Les écoles du Zen répondent : Ce sutra est un livre secret. Pour cette raison, seules les phrases furent transmises de l’Inde.

Je demande : Par quel saint, quel maître ce sutra a-t-il été introduit en Chine  ? Aucune trace ne subsiste. Ce sutra n’a jamais été mentionné dans aucun des inventaires anciens. Ce sont des inventaires récents qui le mentionnent. Ce sutra représente les fondements des écoles du Zen. Il aurait dû figurer dans les plus anciens inventaires. Sachez-le, il s’agit d’un livre apocryphe.

Les écoles du Zen disent : Le "Sutra du Nirvana final" indique : “A présent je transmets l’intégralité du Dharma sans supérieur que je détiens à Mahakashyapa”. Que dites-vous de cette phrase  ?

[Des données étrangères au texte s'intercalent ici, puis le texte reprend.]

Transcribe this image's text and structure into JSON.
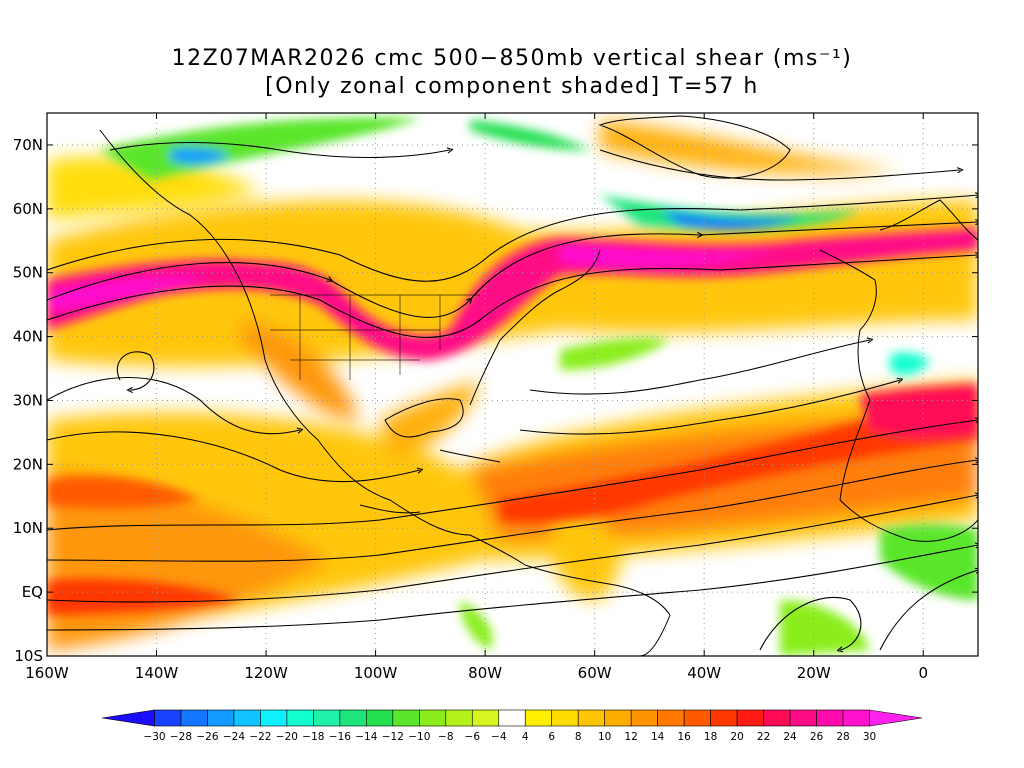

Je réponds : Bien que l’expression "sans supérieur" ressemble au vocabulaire du Mahayana, elle indique le Hinayana. Comparé aux enseignements des voies extérieures, même le Hinayana est dit être le Dharma correct. Par exemple, lorsqu’on dit que le grand Dharma a été transmis progressivement à l’est, Zhenlan en parle dans ses commentaires comme d’une “désignation globale des enseignements du Bouddha”. Il désigne ainsi l’ensemble du Mahayana et du Hinayana, du véritable et du provisoire en les nommant le grand Dharma. Vis-à-vis des voies extérieures, même le Hinayana est qualifié de grand, comme il peut arriver qu’un roturier soit appelé Messire, comme si l’on s’adressait à un noble. Dans le troisième rouleau du Sutra du Nirvana final, il est écrit : “Si je transmettais le trésor du Dharma à Ananda et aux nombreux moines, il ne persisterait pas longtemps. Pour quelle raison  ? Parce que tous les auditeurs-shravakas et Mahakashyapa sont impermanents. C’est comme un vieillard qui recevrait des dons. Pour cette raison, il faut véritablement effectuer la transmission du Dharma sans supérieur du Bouddha, aux bodhisattvas. Fertile en débats des bodhisattvas, le trésor du Dharma pourrait demeurer éternellement et faire ainsi bénéficier des bienfaits et de la quiétude les êtres au cours de milliers de vies innombrables, ces bienfaitss augmentant de manière intense. C’est comme un adulte dans la force de l’âge qui recevrait des dons. C’est en ce sens que les bodhisattvas posent des questions”. Il apparaît clairement que le Mahayana et le Hinayana font l’objet d’une transmission différente.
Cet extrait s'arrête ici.